They were nearly wiped out by disease and in mass killings and other horrific crimes.
Archived version: https://archive.is/newest/https://www.straitstimes.com/asia/australianz/truth-telling-inquiry-finds-australias-indigenous-people-faced-genocide
Disclaimer: The article linked is from a single source with a single perspective. Make sure to cross-check information against multiple sources to get a comprehensive view on the situation.
I’m almost positive that the vast majority of historians consider every instance of colonialisation an act of genocide against the indigenous population. How is this any different? Does this change anything?
Not all colonialism is genocide, although most all colonialism that isnt genocide is also not far off from genocide and usually is a precursor step to it. Like genocide-lite
The colonization of a population by another power usually does not inherently involve mass murder of that population, the taking of their children, or explicit intent to wipe out their culture. Throughout history much colonialism has functioned through a process of the colonizer being a minority in the land of the colonized. Colonialism at its base is not something where the colonizer shows up to wipe people out and settle their own people in the same space.

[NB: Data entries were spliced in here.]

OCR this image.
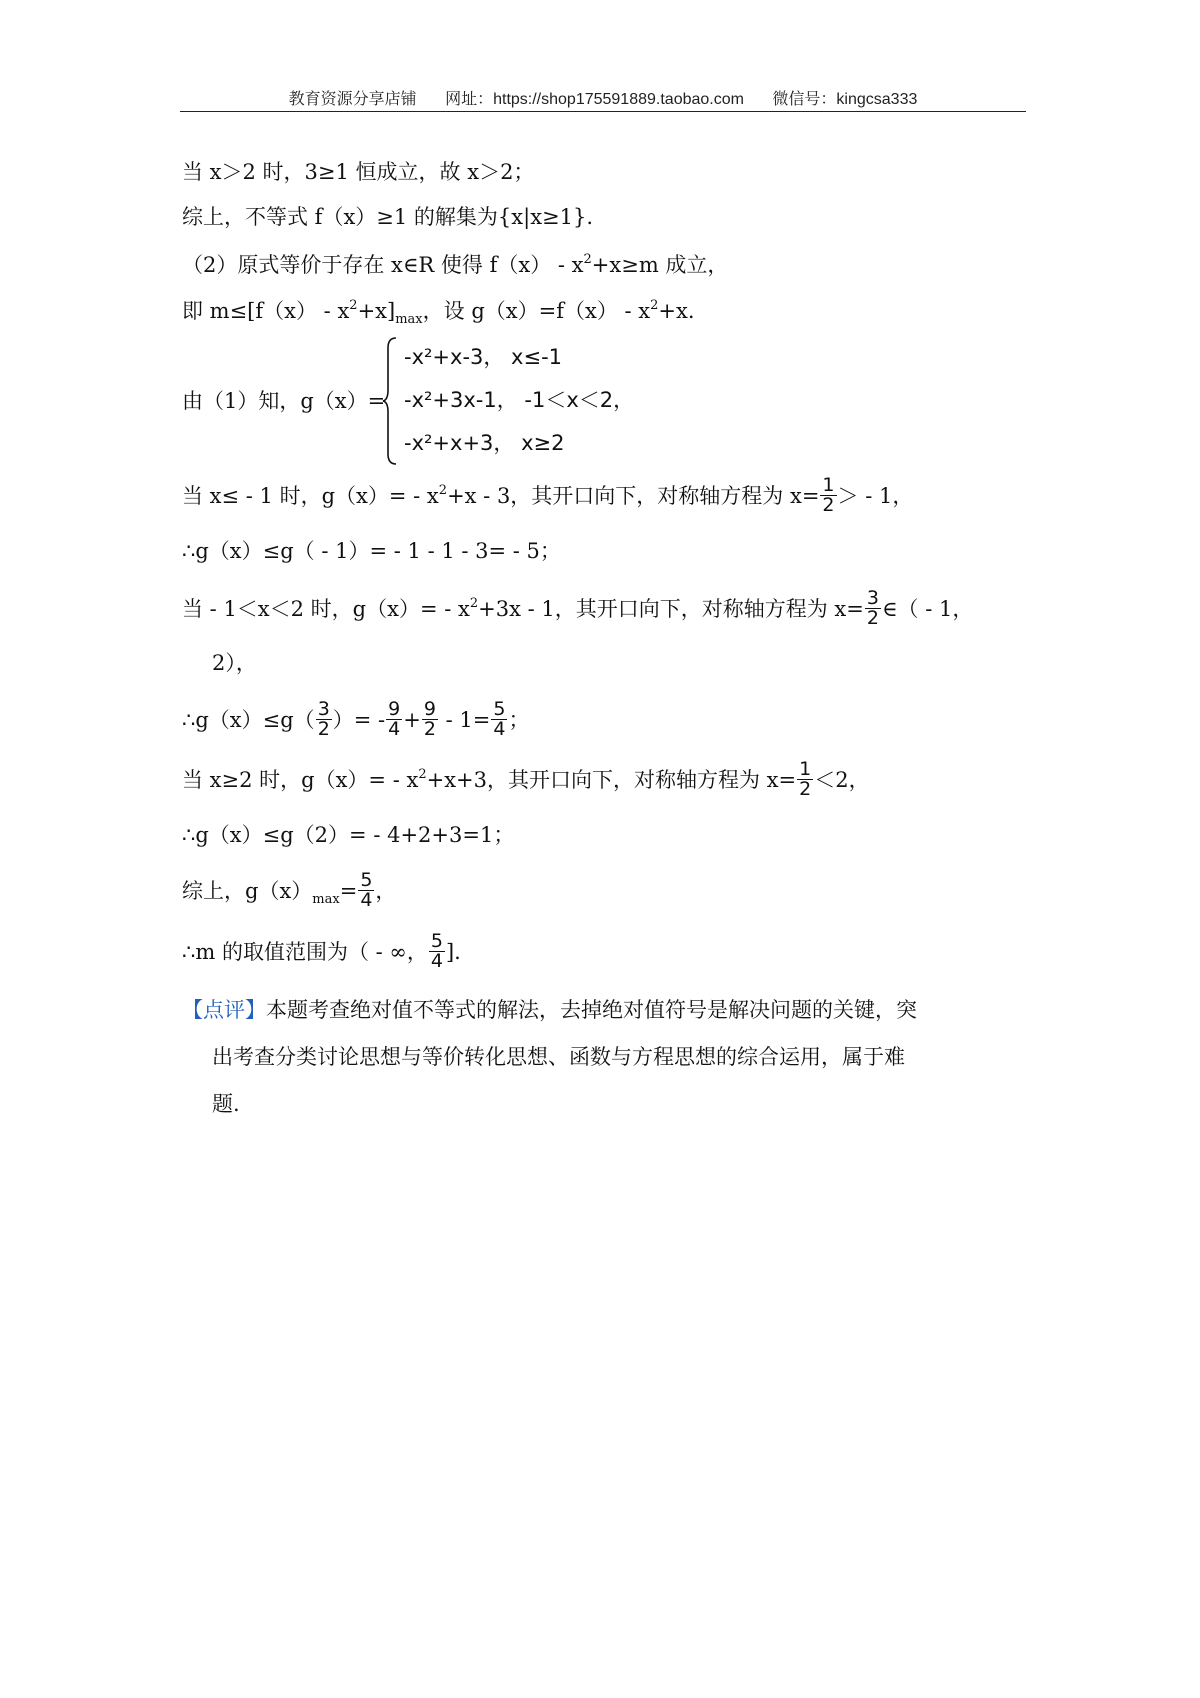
教育资源分享店铺 网址：https://shop175591889.taobao.com 微信号：kingcsa333
当 x＞2 时，3≥1 恒成立，故 x＞2；
综上，不等式 f（x）≥1 的解集为{x|x≥1}.
（2）原式等价于存在 x∈R 使得 $f(x) - x^2+x\ge m$ 成立，
即 $m\le[f(x) - x^2+x]_{max}$，设 $g(x)=f(x) - x^2+x$.
由（1）知，g（x）=
-x²+x-3， x≤-1
-x²+3x-1， -1＜x＜2，
-x²+x+3， x≥2
当 x≤ - 1 时，$g(x)= - x^2+x - 3$，其开口向下，对称轴方程为 $x= \frac{1}{2}$ ＞ - 1，
∴g（x）≤g（ - 1）= - 1 - 1 - 3= - 5；
当 - 1＜x＜2 时，$g(x)= - x^2+3x - 1$，其开口向下，对称轴方程为 $x= \frac{3}{2}$ ∈（ - 1，
2），
∴g（x）≤g（ $\frac{3}{2}$ ）= - $\frac{9}{4} + \frac{9}{2} - 1= \frac{5}{4}$ ；
当 x≥2 时，$g(x)= - x^2+x+3$，其开口向下，对称轴方程为 $x= \frac{1}{2} <2$，
∴g（x）≤g（2）= - 4+2+3=1；
综上，$g(x)_{max}= \frac{5}{4}$ ，
∴m 的取值范围为（ - ∞， $\frac{5}{4}$ ].
【点评】本题考查绝对值不等式的解法，去掉绝对值符号是解决问题的关键，突
出考查分类讨论思想与等价转化思想、函数与方程思想的综合运用，属于难
题.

Generally the way colonialism has functioned historically, at least simplified, is that the colonizing power shows up, denotes some specific segment of the population that agrees to take instruction from the colonizer as the upper class of society, and then enforces their rule (in as much as they can) via that hand-picked group. Sometimes prior to this you have missionaries showing up, whos goal also is obviously not one of genocide. Generally those who adopted the religion of the colonizer were those more likely to be hand selected as the upper caste that was favored by the colonizer.
Because colonial powers were often spread thin this is just the logical way that colonialism often functioned. Certain colonies ended up facing genocide once there was enough of a population that taking over land was considered a possibility by the colonizing power. At which point things tended to get far uglier
For examples from the American lexicon: US colonialism in the Philippines: not genocide. US colonialism in the trail of tears: genocide. US colonialism in Hawai’i? Overall, genocide. But it wasnt genocide at first. US missionaries in Hawai’i? Colonialism, but not genocide.
Its appropriate to say that the US’s relationship to indigenous peoples in North America is overall genocide, however that does not mean that every single step along the way was genocidal. Colonialism and genocide are not synonymous. Throughout the history of colonialism in North America, the French and Spanish were generally less genocidal and more just colonial. Whereas the English tended to be both colonial and genocidal pretty much from the jump
I would disagree on Spanish being less genocidal, just a different flavor of genocide. More focused on erasure of cultural and religious elements that comprises a distinct group compared to the targeted killing and displace style of genocide.
Not an Australian but living in Victoria. I think the “Aboriginal-led” is the big point of difference in this investigation.